Music That Cats Love: Beautiful To Purr

We like to dress up our kitties, buying them special effects like leather jackets for cats, comfy cat beds, the best cat food (dry and wet)

It sounds pretty crazy: humans compose music for animals. Musician David Teie has released the world’s first album for cats. How does the music for cats sound? And do the animals actually like them? Our author Kerstin Poppendieck let Katzen listen to the album.

This is what music for cats sounds like: a bit like a chillout lounge and a bit like experimental music. There is no singing, neither human nor animal. But that would also contradict the idea of ​​David Teie, who wanted to compose an album out of sounds that cats like. To this end, in a scientific study together with biologists, he examined which sounds cats respond to positively. And there was no singing. So far, David Teie has played the cello in the National Symphony Orchestra in Washington, taught at the university there, and composed – all for people. With his cat music now, he hopes to create a new bond between cat owner and cat.

“We humans love our pets. For many of us, they are like family members. These people hope to use music to better communicate with their cats. And if you need to leave them home alone, now you have something that’s specially made for your cats. People like the loving and caring spirit behind having music just for their cats.”

Cat owners may know this: You have to go to work and turn on the radio for Mitzi so that she doesn’t feel alone. Mitzi, however, doesn’t really care about the radio. The study found that no cat responded positively to our human music. Regardless of whether it was classical, jazz, or hip hop. Before David Teie started composing for animals, he was concerned with the question of which tones have a positive effect on us humans. His result: Music must contain sounds that we associate with something positive. He has now transferred that to cats.

“When we humans are born, the brain structures that are responsible for emotions are already almost fully formed. That’s why everything that sounds like a pulse has a positive effect on us because we heard it constantly in the womb. Since most of the brain in cats grows in the first few weeks after birth, the heart rate hardly plays a role for them. On the other hand, all cats hear the sucking sound when drinking milk from their mother.

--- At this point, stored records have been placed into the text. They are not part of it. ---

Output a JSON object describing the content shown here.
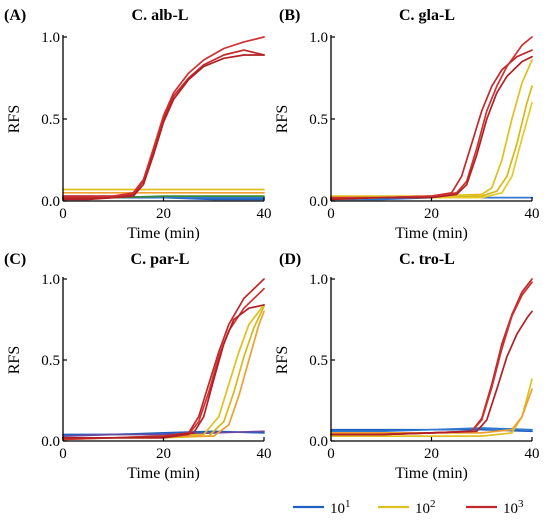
{
  "legend": {
    "entries": [
      {
        "base": "10",
        "exp": "1",
        "color": "#2060c0"
      },
      {
        "base": "10",
        "exp": "2",
        "color": "#e0c020"
      },
      {
        "base": "10",
        "exp": "3",
        "color": "#c0282a"
      }
    ]
  },
  "chart_data": [
    {
      "type": "line",
      "panel_letter": "(A)",
      "title": "C. alb-L",
      "xlabel": "Time (min)",
      "ylabel": "RFS",
      "xlim": [
        0,
        40
      ],
      "ylim": [
        0,
        1
      ],
      "xticks": [
        "0",
        "20",
        "40"
      ],
      "yticks": [
        "0.0",
        "0.5",
        "1.0"
      ],
      "grid": false,
      "series": [
        {
          "group": "10^1",
          "color": "#2060c0",
          "x": [
            0,
            10,
            20,
            30,
            40
          ],
          "y": [
            0.02,
            0.02,
            0.02,
            0.01,
            0.01
          ]
        },
        {
          "group": "10^1",
          "color": "#2f7ad0",
          "x": [
            0,
            10,
            20,
            30,
            40
          ],
          "y": [
            0.03,
            0.03,
            0.02,
            0.02,
            0.02
          ]
        },
        {
          "group": "10^1",
          "color": "#3b8a3b",
          "x": [
            0,
            10,
            20,
            30,
            40
          ],
          "y": [
            0.01,
            0.02,
            0.03,
            0.03,
            0.03
          ]
        },
        {
          "group": "10^2",
          "color": "#e0c020",
          "x": [
            0,
            10,
            20,
            30,
            40
          ],
          "y": [
            0.07,
            0.07,
            0.07,
            0.07,
            0.07
          ]
        },
        {
          "group": "10^2",
          "color": "#f0a030",
          "x": [
            0,
            10,
            20,
            30,
            40
          ],
          "y": [
            0.05,
            0.05,
            0.05,
            0.05,
            0.05
          ]
        },
        {
          "group": "10^3",
          "color": "#c0282a",
          "x": [
            0,
            5,
            10,
            14,
            16,
            18,
            20,
            22,
            25,
            28,
            32,
            36,
            40
          ],
          "y": [
            0.02,
            0.02,
            0.02,
            0.04,
            0.12,
            0.3,
            0.5,
            0.64,
            0.75,
            0.83,
            0.89,
            0.92,
            0.89
          ]
        },
        {
          "group": "10^3",
          "color": "#d03030",
          "x": [
            0,
            5,
            10,
            14,
            16,
            18,
            20,
            22,
            25,
            28,
            32,
            36,
            40
          ],
          "y": [
            0.03,
            0.03,
            0.03,
            0.05,
            0.13,
            0.32,
            0.52,
            0.66,
            0.78,
            0.86,
            0.93,
            0.97,
            1.0
          ]
        },
        {
          "group": "10^3",
          "color": "#b02024",
          "x": [
            0,
            5,
            10,
            14,
            16,
            18,
            20,
            22,
            25,
            28,
            32,
            36,
            40
          ],
          "y": [
            0.01,
            0.01,
            0.02,
            0.03,
            0.1,
            0.28,
            0.48,
            0.62,
            0.74,
            0.82,
            0.87,
            0.89,
            0.89
          ]
        }
      ]
    },
    {
      "type": "line",
      "panel_letter": "(B)",
      "title": "C. gla-L",
      "xlabel": "Time (min)",
      "ylabel": "RFS",
      "xlim": [
        0,
        40
      ],
      "ylim": [
        0,
        1
      ],
      "xticks": [
        "0",
        "20",
        "40"
      ],
      "yticks": [
        "0.0",
        "0.5",
        "1.0"
      ],
      "grid": false,
      "series": [
        {
          "group": "10^1",
          "color": "#2060c0",
          "x": [
            0,
            10,
            20,
            30,
            40
          ],
          "y": [
            0.02,
            0.02,
            0.02,
            0.02,
            0.02
          ]
        },
        {
          "group": "10^1",
          "color": "#2f7ad0",
          "x": [
            0,
            10,
            20,
            30,
            40
          ],
          "y": [
            0.01,
            0.01,
            0.02,
            0.02,
            0.02
          ]
        },
        {
          "group": "10^2",
          "color": "#e0c020",
          "x": [
            0,
            10,
            20,
            30,
            32,
            34,
            36,
            38,
            40
          ],
          "y": [
            0.03,
            0.03,
            0.03,
            0.04,
            0.08,
            0.25,
            0.5,
            0.72,
            0.86
          ]
        },
        {
          "group": "10^2",
          "color": "#d8b818",
          "x": [
            0,
            10,
            20,
            30,
            33,
            35,
            37,
            39,
            40
          ],
          "y": [
            0.02,
            0.02,
            0.02,
            0.03,
            0.06,
            0.15,
            0.35,
            0.6,
            0.7
          ]
        },
        {
          "group": "10^2",
          "color": "#e8c828",
          "x": [
            0,
            10,
            20,
            30,
            34,
            36,
            38,
            40
          ],
          "y": [
            0.01,
            0.02,
            0.02,
            0.02,
            0.05,
            0.15,
            0.38,
            0.6
          ]
        },
        {
          "group": "10^3",
          "color": "#c0282a",
          "x": [
            0,
            10,
            20,
            24,
            26,
            28,
            30,
            32,
            34,
            37,
            40
          ],
          "y": [
            0.02,
            0.02,
            0.03,
            0.05,
            0.15,
            0.35,
            0.55,
            0.7,
            0.8,
            0.88,
            0.92
          ]
        },
        {
          "group": "10^3",
          "color": "#d03030",
          "x": [
            0,
            10,
            20,
            25,
            27,
            29,
            31,
            33,
            35,
            38,
            40
          ],
          "y": [
            0.02,
            0.02,
            0.03,
            0.05,
            0.12,
            0.32,
            0.55,
            0.7,
            0.82,
            0.95,
            1.0
          ]
        },
        {
          "group": "10^3",
          "color": "#b02024",
          "x": [
            0,
            10,
            20,
            25,
            27,
            29,
            31,
            33,
            35,
            38,
            40
          ],
          "y": [
            0.01,
            0.02,
            0.02,
            0.04,
            0.1,
            0.28,
            0.5,
            0.66,
            0.76,
            0.85,
            0.88
          ]
        }
      ]
    },
    {
      "type": "line",
      "panel_letter": "(C)",
      "title": "C. par-L",
      "xlabel": "Time (min)",
      "ylabel": "RFS",
      "xlim": [
        0,
        40
      ],
      "ylim": [
        0,
        1
      ],
      "xticks": [
        "0",
        "20",
        "40"
      ],
      "yticks": [
        "0.0",
        "0.5",
        "1.0"
      ],
      "grid": false,
      "series": [
        {
          "group": "10^1",
          "color": "#2060c0",
          "x": [
            0,
            10,
            20,
            30,
            40
          ],
          "y": [
            0.04,
            0.04,
            0.05,
            0.06,
            0.05
          ]
        },
        {
          "group": "10^1",
          "color": "#6a4aa0",
          "x": [
            0,
            10,
            20,
            30,
            40
          ],
          "y": [
            0.03,
            0.04,
            0.04,
            0.05,
            0.06
          ]
        },
        {
          "group": "10^2",
          "color": "#e0c020",
          "x": [
            0,
            10,
            20,
            28,
            31,
            33,
            35,
            37,
            40
          ],
          "y": [
            0.02,
            0.02,
            0.03,
            0.04,
            0.15,
            0.35,
            0.55,
            0.72,
            0.84
          ]
        },
        {
          "group": "10^2",
          "color": "#d8b818",
          "x": [
            0,
            10,
            20,
            29,
            32,
            34,
            36,
            38,
            40
          ],
          "y": [
            0.01,
            0.02,
            0.02,
            0.03,
            0.12,
            0.3,
            0.52,
            0.7,
            0.83
          ]
        },
        {
          "group": "10^2",
          "color": "#f0a030",
          "x": [
            0,
            10,
            20,
            30,
            33,
            35,
            37,
            39,
            40
          ],
          "y": [
            0.02,
            0.02,
            0.03,
            0.03,
            0.1,
            0.28,
            0.5,
            0.72,
            0.8
          ]
        },
        {
          "group": "10^3",
          "color": "#c0282a",
          "x": [
            0,
            10,
            20,
            25,
            27,
            29,
            31,
            33,
            36,
            40
          ],
          "y": [
            0.02,
            0.02,
            0.03,
            0.05,
            0.15,
            0.35,
            0.55,
            0.72,
            0.88,
            1.0
          ]
        },
        {
          "group": "10^3",
          "color": "#d03030",
          "x": [
            0,
            10,
            20,
            25,
            27,
            29,
            31,
            33,
            36,
            40
          ],
          "y": [
            0.01,
            0.02,
            0.02,
            0.04,
            0.12,
            0.3,
            0.52,
            0.68,
            0.82,
            0.94
          ]
        },
        {
          "group": "10^3",
          "color": "#b02024",
          "x": [
            0,
            10,
            20,
            26,
            28,
            30,
            32,
            34,
            37,
            40
          ],
          "y": [
            0.02,
            0.02,
            0.02,
            0.05,
            0.15,
            0.38,
            0.6,
            0.75,
            0.82,
            0.84
          ]
        }
      ]
    },
    {
      "type": "line",
      "panel_letter": "(D)",
      "title": "C. tro-L",
      "xlabel": "Time (min)",
      "ylabel": "RFS",
      "xlim": [
        0,
        40
      ],
      "ylim": [
        0,
        1
      ],
      "xticks": [
        "0",
        "20",
        "40"
      ],
      "yticks": [
        "0.0",
        "0.5",
        "1.0"
      ],
      "grid": false,
      "series": [
        {
          "group": "10^1",
          "color": "#2060c0",
          "x": [
            0,
            10,
            20,
            30,
            40
          ],
          "y": [
            0.07,
            0.07,
            0.07,
            0.07,
            0.06
          ]
        },
        {
          "group": "10^1",
          "color": "#2f7ad0",
          "x": [
            0,
            10,
            20,
            30,
            40
          ],
          "y": [
            0.06,
            0.06,
            0.07,
            0.08,
            0.07
          ]
        },
        {
          "group": "10^2",
          "color": "#e0c020",
          "x": [
            0,
            10,
            20,
            30,
            36,
            38,
            40
          ],
          "y": [
            0.03,
            0.03,
            0.03,
            0.03,
            0.05,
            0.15,
            0.38
          ]
        },
        {
          "group": "10^2",
          "color": "#f0a030",
          "x": [
            0,
            10,
            20,
            30,
            36,
            38,
            40
          ],
          "y": [
            0.05,
            0.05,
            0.05,
            0.05,
            0.07,
            0.15,
            0.32
          ]
        },
        {
          "group": "10^3",
          "color": "#c0282a",
          "x": [
            0,
            10,
            20,
            28,
            30,
            32,
            34,
            36,
            38,
            40
          ],
          "y": [
            0.04,
            0.04,
            0.05,
            0.06,
            0.14,
            0.35,
            0.6,
            0.78,
            0.92,
            1.0
          ]
        },
        {
          "group": "10^3",
          "color": "#d03030",
          "x": [
            0,
            10,
            20,
            28,
            30,
            32,
            34,
            36,
            38,
            40
          ],
          "y": [
            0.04,
            0.04,
            0.05,
            0.06,
            0.13,
            0.33,
            0.57,
            0.77,
            0.9,
            0.98
          ]
        },
        {
          "group": "10^3",
          "color": "#b02024",
          "x": [
            0,
            10,
            20,
            29,
            31,
            33,
            35,
            37,
            39,
            40
          ],
          "y": [
            0.04,
            0.04,
            0.05,
            0.06,
            0.13,
            0.32,
            0.52,
            0.66,
            0.76,
            0.8
          ]
        }
      ]
    }
  ]
}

So what the pulse is for us humans, the sucking sound is for cats.”

Read also: Music For Dogs: How To Relax Together

Cats like violin

And so David Teie made a table in which he wrote in the left column what things touch us, humans, in music, and then in the right column, he looked for the cat equivalent of it. From this, he composed his music. For example, to imitate the suction sound, David Teie ran his fingernails across a canvas. But that wasn’t enough:

“Our drummer is bearded. At some point, he scratched his beard. I liked that, it actually sounds like a suck. So I used it. I also sprayed into a walnut with an aerosol can to make that sucking sound.

It was really difficult to produce a sound that sounds like what a cat hears because it sounds different than it does to us, humans. Cats don’t hear this sucking sound through the air but in their heads. Then certain frequencies are missing, which we humans hear in turn. It’s not about imagining what it would be like if I were a cat, but what it’s like for a cat to be a cat. Implementing that was the hardest part.”

In general, cats prefer tones that are an octave higher than our human tones. Therefore the violin was also a suitable instrument. Cello and keyboard work well too. David Teie used organ tones for the purring noises and then modified them to resemble a cat’s purr.

Okay, in theory, it all sounds exciting and convincing. But what does Lilly say about that? Lilly, my neighbor’s cat. Grey-white striped and somewhat reserved. Even today, when I pay her a visit, she immediately disappears behind the couch. I want to do something good for her.